Should the Novelist Get a Moral Pass?
Is The Literary Writer Morally Different Than The Philosopher?
Justin E. Smith makes an excellent defense of “immoral” literature, i.e., work whose narrators and/or authors violate moral taboos. Smith compares the moralizers who want to sanitize literature to Soviet censors. Ours is an age, he says, of “soft totalitarianism,” where an internet panopticon plays the same role that the oppressive state once played:
We have, today, a Zhdanovshchina suited to the particularities of our times, one that promotes not so much an “engineering of souls” as a “human-resources management of souls”.
At one point, Smith distinguishes between philosophy and literature, suggesting that in literature we can more easily separate author’s biography from work. He writes
[P]hilosophy is not a fan club, and if you are treating it as one, this is because you do not really understand what philosophy is. The matter is perhaps a bit more complicated when we move to literature, as it does make at least somewhat more sense to declare yourself a “fan” of Roth or Louis-Ferdinand Céline than of Heidegger or Carl Schmitt.

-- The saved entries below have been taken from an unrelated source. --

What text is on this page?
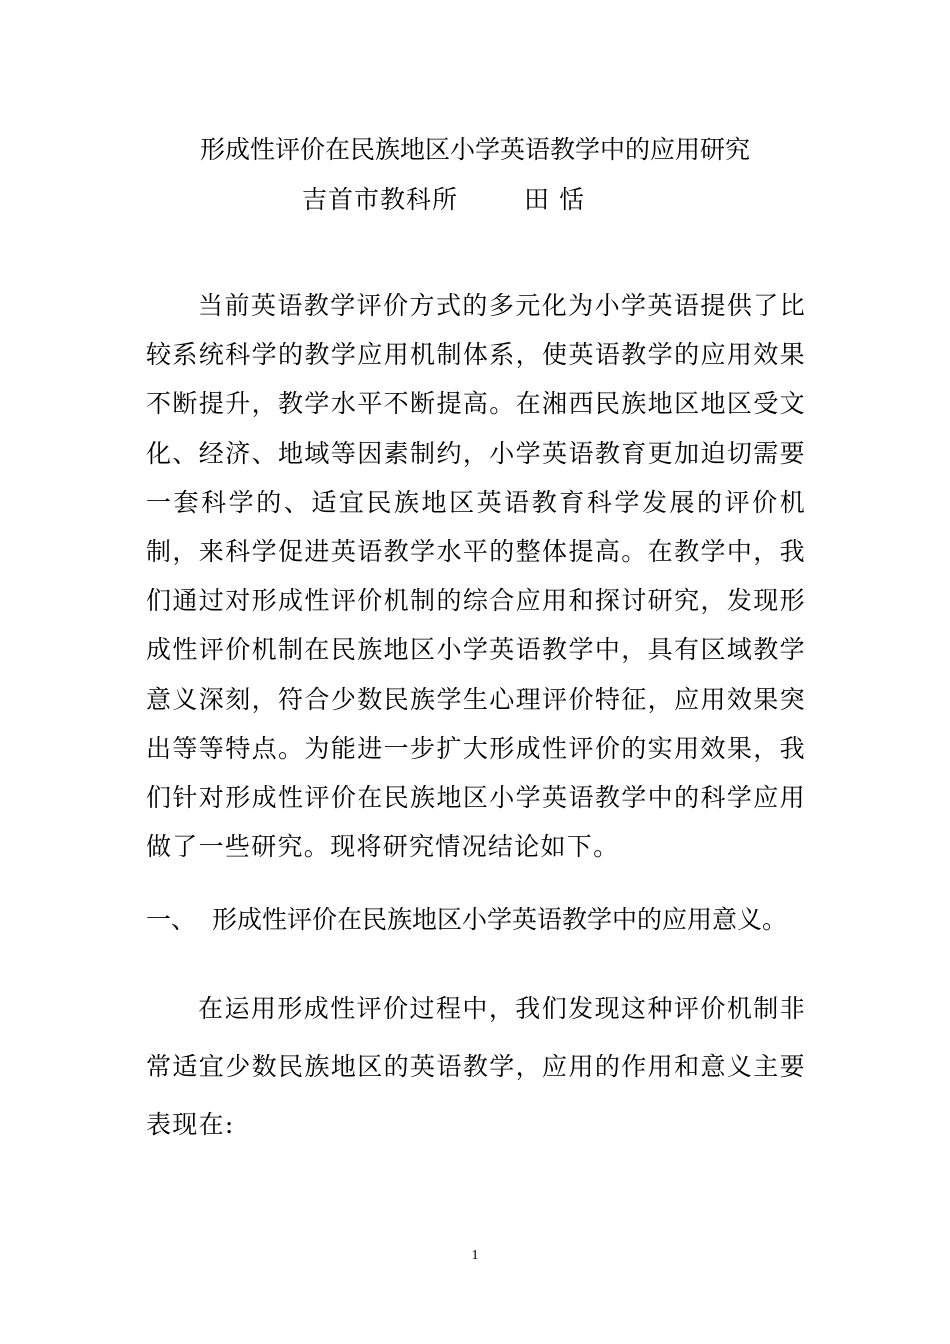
形成性评价在民族地区小学英语教学中的应用研究
吉首市教科所	田恬

当前英语教学评价方式的多元化为小学英语提供了比较系统科学的教学应用机制体系，使英语教学的应用效果不断提升，教学水平不断提高。在湘西民族地区地区受文化、经济、地域等因素制约，小学英语教育更加迫切需要一套科学的、适宜民族地区英语教育科学发展的评价机制，来科学促进英语教学水平的整体提高。在教学中，我们通过对形成性评价机制的综合应用和探讨研究，发现形成性评价机制在民族地区小学英语教学中，具有区域教学意义深刻，符合少数民族学生心理评价特征，应用效果突出等等特点。为能进一步扩大形成性评价的实用效果，我们针对形成性评价在民族地区小学英语教学中的科学应用做了一些研究。现将研究情况结论如下。

一、 形成性评价在民族地区小学英语教学中的应用意义。

在运用形成性评价过程中，我们发现这种评价机制非常适宜少数民族地区的英语教学，应用的作用和意义主要表现在:

1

Do you agree that literary writers inspire fandom in a way that philosophers don’t? And does the fact that they inspire fandom mean their work is somehow less serious than that of philosophers (the Platonic view)? Why should Heidegger’s Nazism count for more than Dostoevsky’s or Pound’s antisemitism?
Smith’s point seems to be that philosophers should be held accountable for their ideas, since they say them plain, but that literary writers are allowed to be more experimental and imaginatively evil, as they are explorers of the human condition, but not necessarily advocates for the views they represent. The philosopher cannot distinguish himself from his work in the way a literary writer can. Do you buy this distinction? And If you do, what do you do with philosophers like Kierkegaard and Nietzsche, who wrote in a literary-dramatic way? What do you do with Plato, who wrote dialogues, not treatises?